Rep. Dean Phillips (D-Minn.) — who launched a long-shot presidential primary bid against President Biden last month — announced Friday he wouldn’t run for reelection to the House in 2024.
“It’s time to pass the torch, it’s time for change, and our best days are yet to come!” Phillips wrote in an X post on Friday that linked to a Star Tribune story where he first announced his decision. Phillips told the Minnesota news organization it would be “irresponsible to continue to string both my constituents along and the other candidates who both have entered the race and who might be interested in entering the race.”
In 2018, Phillips flipped Minnesota’s 3rd Congressional District, which encompasses many of the suburbs in the western half of the Twin Cities metro area. He went on to win reelection to two more terms.
In late October, the 54-year-old Phillips announced he would challenge Biden — who turned 81 earlier this week — for the Democratic presidential nomination, saying the president should “pass the torch” to a new generation. Phillips has built out a campaign team that included top strategists who worked on the presidential campaigns of Sen. Bernie Sanders (I-Vt.) and Andrew Yang (D).
His in-person campaigning in New Hampshire got off to a rocky start. But he is getting help from a new super PAC that recently launched ads in that state and the Washington area, comparing Biden’s campaign to a burning dynamite fuse overlaid on news headlines about his struggles and recent polling results showing him trailing former president Donald Trump. According to one person familiar with the ads who spoke on the condition of anonymity to describe private strategy, more than $1 million was spent on the initial ads.

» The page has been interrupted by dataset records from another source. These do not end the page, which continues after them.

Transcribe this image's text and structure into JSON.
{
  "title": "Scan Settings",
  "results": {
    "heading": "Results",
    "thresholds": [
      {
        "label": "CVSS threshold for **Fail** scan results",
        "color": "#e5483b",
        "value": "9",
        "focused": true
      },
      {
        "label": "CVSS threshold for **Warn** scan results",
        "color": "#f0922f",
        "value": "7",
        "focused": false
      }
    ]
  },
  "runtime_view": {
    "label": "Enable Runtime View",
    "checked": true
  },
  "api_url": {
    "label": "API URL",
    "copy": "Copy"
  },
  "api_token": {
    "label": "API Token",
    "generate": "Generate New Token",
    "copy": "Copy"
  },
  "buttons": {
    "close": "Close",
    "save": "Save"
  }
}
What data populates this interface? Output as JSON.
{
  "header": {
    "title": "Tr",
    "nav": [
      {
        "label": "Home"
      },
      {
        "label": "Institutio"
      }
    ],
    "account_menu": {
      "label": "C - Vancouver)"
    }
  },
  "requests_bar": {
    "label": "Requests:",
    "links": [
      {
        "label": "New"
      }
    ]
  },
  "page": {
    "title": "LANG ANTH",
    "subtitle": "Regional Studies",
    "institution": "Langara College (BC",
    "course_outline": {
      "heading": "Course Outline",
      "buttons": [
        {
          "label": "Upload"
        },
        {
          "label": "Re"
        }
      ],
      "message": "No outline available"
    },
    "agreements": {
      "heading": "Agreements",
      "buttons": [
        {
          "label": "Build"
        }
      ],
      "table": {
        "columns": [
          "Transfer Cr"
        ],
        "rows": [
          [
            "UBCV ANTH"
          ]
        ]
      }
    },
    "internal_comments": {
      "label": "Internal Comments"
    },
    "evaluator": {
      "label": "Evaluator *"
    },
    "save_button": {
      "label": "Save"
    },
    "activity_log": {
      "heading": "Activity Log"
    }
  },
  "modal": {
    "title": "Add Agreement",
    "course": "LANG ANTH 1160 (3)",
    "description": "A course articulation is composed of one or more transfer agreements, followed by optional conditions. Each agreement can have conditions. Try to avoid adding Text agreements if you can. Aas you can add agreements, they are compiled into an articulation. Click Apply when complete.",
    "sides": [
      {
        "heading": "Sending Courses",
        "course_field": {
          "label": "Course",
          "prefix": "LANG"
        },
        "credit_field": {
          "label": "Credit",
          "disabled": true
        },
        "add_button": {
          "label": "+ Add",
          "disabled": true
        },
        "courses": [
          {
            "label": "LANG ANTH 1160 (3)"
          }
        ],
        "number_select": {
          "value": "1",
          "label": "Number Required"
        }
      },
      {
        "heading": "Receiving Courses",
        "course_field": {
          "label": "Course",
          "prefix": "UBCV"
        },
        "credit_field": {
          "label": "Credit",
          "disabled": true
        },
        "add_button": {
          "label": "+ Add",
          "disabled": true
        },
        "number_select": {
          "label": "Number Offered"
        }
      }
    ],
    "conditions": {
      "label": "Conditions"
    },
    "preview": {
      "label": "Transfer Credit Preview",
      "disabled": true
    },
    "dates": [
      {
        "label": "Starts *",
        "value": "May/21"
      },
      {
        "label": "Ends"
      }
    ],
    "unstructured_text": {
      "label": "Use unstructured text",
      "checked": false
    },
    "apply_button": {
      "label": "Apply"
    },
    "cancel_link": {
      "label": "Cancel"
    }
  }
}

Phillips’s challenge to the head of his party has confounded some colleagues, and caused rifts with fellow Democrats. Before launching his campaign, he stepped down from his House leadership role as the co-chair of the Democratic Policy and Communications Committee, which coordinates messaging among the House Democrats.
When he resigned from that job, Phillips said his “convictions relative to the 2024 presidential race are incongruent with the majority of [his] caucus.”